Prenons donc le sens de l’activité analytique comme point de départ. La psychanalyse est une pratique sociale. Dans cette pratique sociale s’affirme, selon Freud, un rapport logique de conditionnalité, à savoir : « traiter » et « apprendre quelque chose de nouveau », trouver un « effet bénéfique » et un « éclaircissement », associer « succès » et « connaissance ». [5]
D’une part, la logique qui est ici en jeu n’entraîne pas une prétendue unité immédiate de la théorie et de la pratique. D’autre part, la « précieuse coïncidence » (S. Freud) du rapport de conditionnalité signifie
(1) qu’il ne peut y avoir de solution théorique à l’analyse ‒ dans la mesure où chacun ne fait que « se construire sa propre psychologie, avancer ses présupposés particuliers sur le contexte et les finalités des actes psychiques » [6] ;
(2) mais en même temps qu’il n’y a pas de solution seulement pratique ‒ car pris isolément, « chaque besoin pratique » ne va que dans une seule direction et se crée « l’idéologie qui lui convient ». [7]
La position du psychanalyste face à la psychologie et à l’idéologie, telle qu’elle est esquissée ici, implique nécessairement que son attitude psychanalytique doive doublement résister : le psychanalyste exclut pareillement de céder à la psychologie et à l’idéologie (S. Freud).
Freud appelle cette « précieuse coïncidence » un Junktim entre « soigner » et « chercher », et souligne que celui-ci ne caractérise que le procédé analytique.
Toutefois, le « Junktim » de la psychanalyse ne tombe pas du ciel. Il est apparu au début du vingtième siècle au cœur des rapports de la modernité productrice de marchandise. Est-ce exagéré de dire que nous avons à faire à une crise du « totalitarisme de la socialisation par la valeur » [8] qui va en s’approfondissant ?
La condition sociale de la psychanalyse étant le système moderne de producteur de marchandises, nous ne pouvons pas nous attendre à ce que le divan et le fauteuil du psychanalyste soient exemptés de ce totalitarisme environnant.
Après Freud et avec Lacan
Avec le mot Junktim, Sigmund Freud attire donc l’attention en 1927 sur le fait que dans le processus psychanalytique, « traiter » et « apprendre quelque chose de nouveau », « effet bénéfique » et « éclaircissement », « succès » et « connaissance » sont nécessairement liés. Dans le sens où l’un ne va pas sans l’autre.
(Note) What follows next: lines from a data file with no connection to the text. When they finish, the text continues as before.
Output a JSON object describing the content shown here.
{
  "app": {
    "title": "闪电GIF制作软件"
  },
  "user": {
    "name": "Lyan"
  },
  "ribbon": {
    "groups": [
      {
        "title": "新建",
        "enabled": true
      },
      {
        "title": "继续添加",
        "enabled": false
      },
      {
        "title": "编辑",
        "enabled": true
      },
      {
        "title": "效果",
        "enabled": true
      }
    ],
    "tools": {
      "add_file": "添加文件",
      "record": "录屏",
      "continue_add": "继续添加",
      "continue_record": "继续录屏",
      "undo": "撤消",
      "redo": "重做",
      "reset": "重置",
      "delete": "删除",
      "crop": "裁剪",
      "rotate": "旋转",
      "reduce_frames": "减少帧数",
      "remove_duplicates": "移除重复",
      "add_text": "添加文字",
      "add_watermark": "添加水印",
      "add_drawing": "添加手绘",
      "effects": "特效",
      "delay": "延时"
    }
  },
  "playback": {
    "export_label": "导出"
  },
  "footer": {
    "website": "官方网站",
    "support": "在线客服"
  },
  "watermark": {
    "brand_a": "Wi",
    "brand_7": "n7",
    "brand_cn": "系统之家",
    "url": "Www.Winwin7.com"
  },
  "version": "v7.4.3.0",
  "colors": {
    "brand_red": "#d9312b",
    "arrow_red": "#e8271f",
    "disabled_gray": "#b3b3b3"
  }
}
Ce n’est pas par hasard que cela se produit dans le contexte de la réponse de Freud à la question de l’analyse dite profane.
Cette question est pour Freud celle du fondement de la psychanalyse en tant que discipline autonome.
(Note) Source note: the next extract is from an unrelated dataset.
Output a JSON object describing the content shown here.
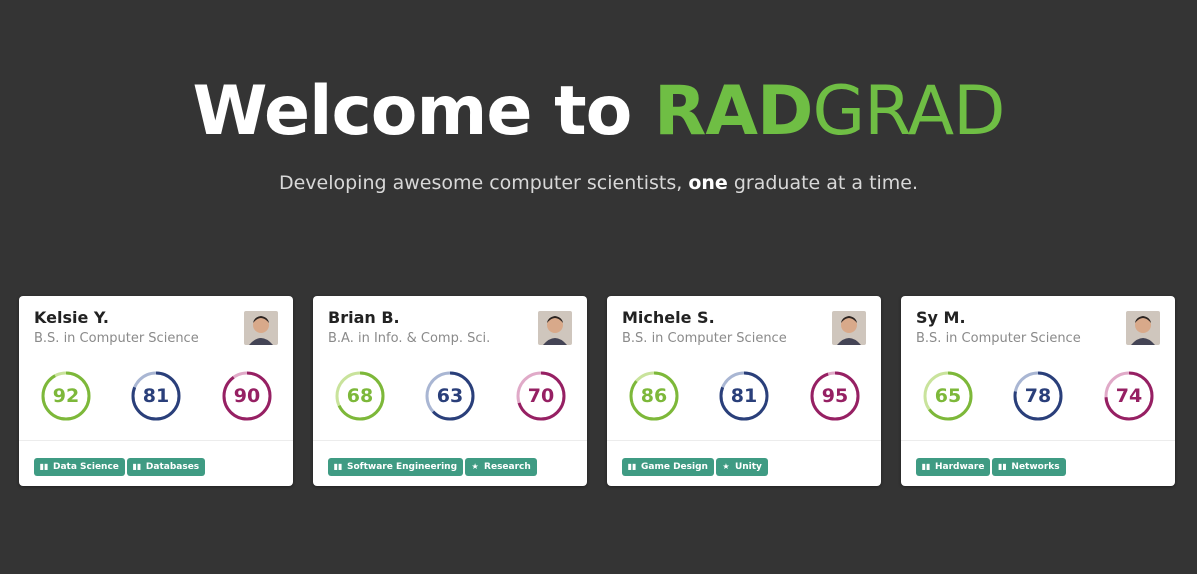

Et la réponse de Freud à cette question témoigne du fait que pour lui, il est (également) exclu de céder sur l’exigence que la formation du psychanalyste se fasse fondamentalement en accord avec le sens du procédé analytique. [9]
Le mot freudien de Junktim représente le sens du procédé analytique. Il désigne ainsi un autre schibboleth de la psychanalyse. [10]
Le lien entre la prise de position de Freud sur l’analyse profane et son Moise et le monothéisme est le suivant : en 1926, il veut protéger la psychanalyse des médecins ; en 1939, il tente de la sauver des nazis. [11] Mais les deux fois, il veut surtout la sauver des psychanalystes !
Freud pense en effet pouvoir exiger des psychanalystes qu’ils sachent ce qu’il en est de leur pratique (J. Lacan). Savoir ce qu’il en est de la pratique de la psychanalyse devient ainsi le noyau de la question de la formation du psychanalyste.
Quarante ans plus tard, le plus rigoureux de ses lecteurs ne se contente pas de rejeter la thèse selon laquelle Freud aurait rompu avec le scientisme de son époque, mais affirme que — bien au contraire — c’est ce scientisme lui-même « qui a conduit Freud à ouvrir la voie qui porte à jamais son nom ». [12]
Une voie sur laquelle Freud s’oppose en même temps de toutes ses forces à l’empreinte de ce même scientisme. Peut-on s’étonner qu’il découvre ainsi « le sujet pris dans une division constituante » [13] ?
Une voie qui conduit Lacan ‒ en quoi il prend la suite ‒ à conclure : que la pratique de la psychanalyse « n’implique d’autre sujet que celui de la science. » [14]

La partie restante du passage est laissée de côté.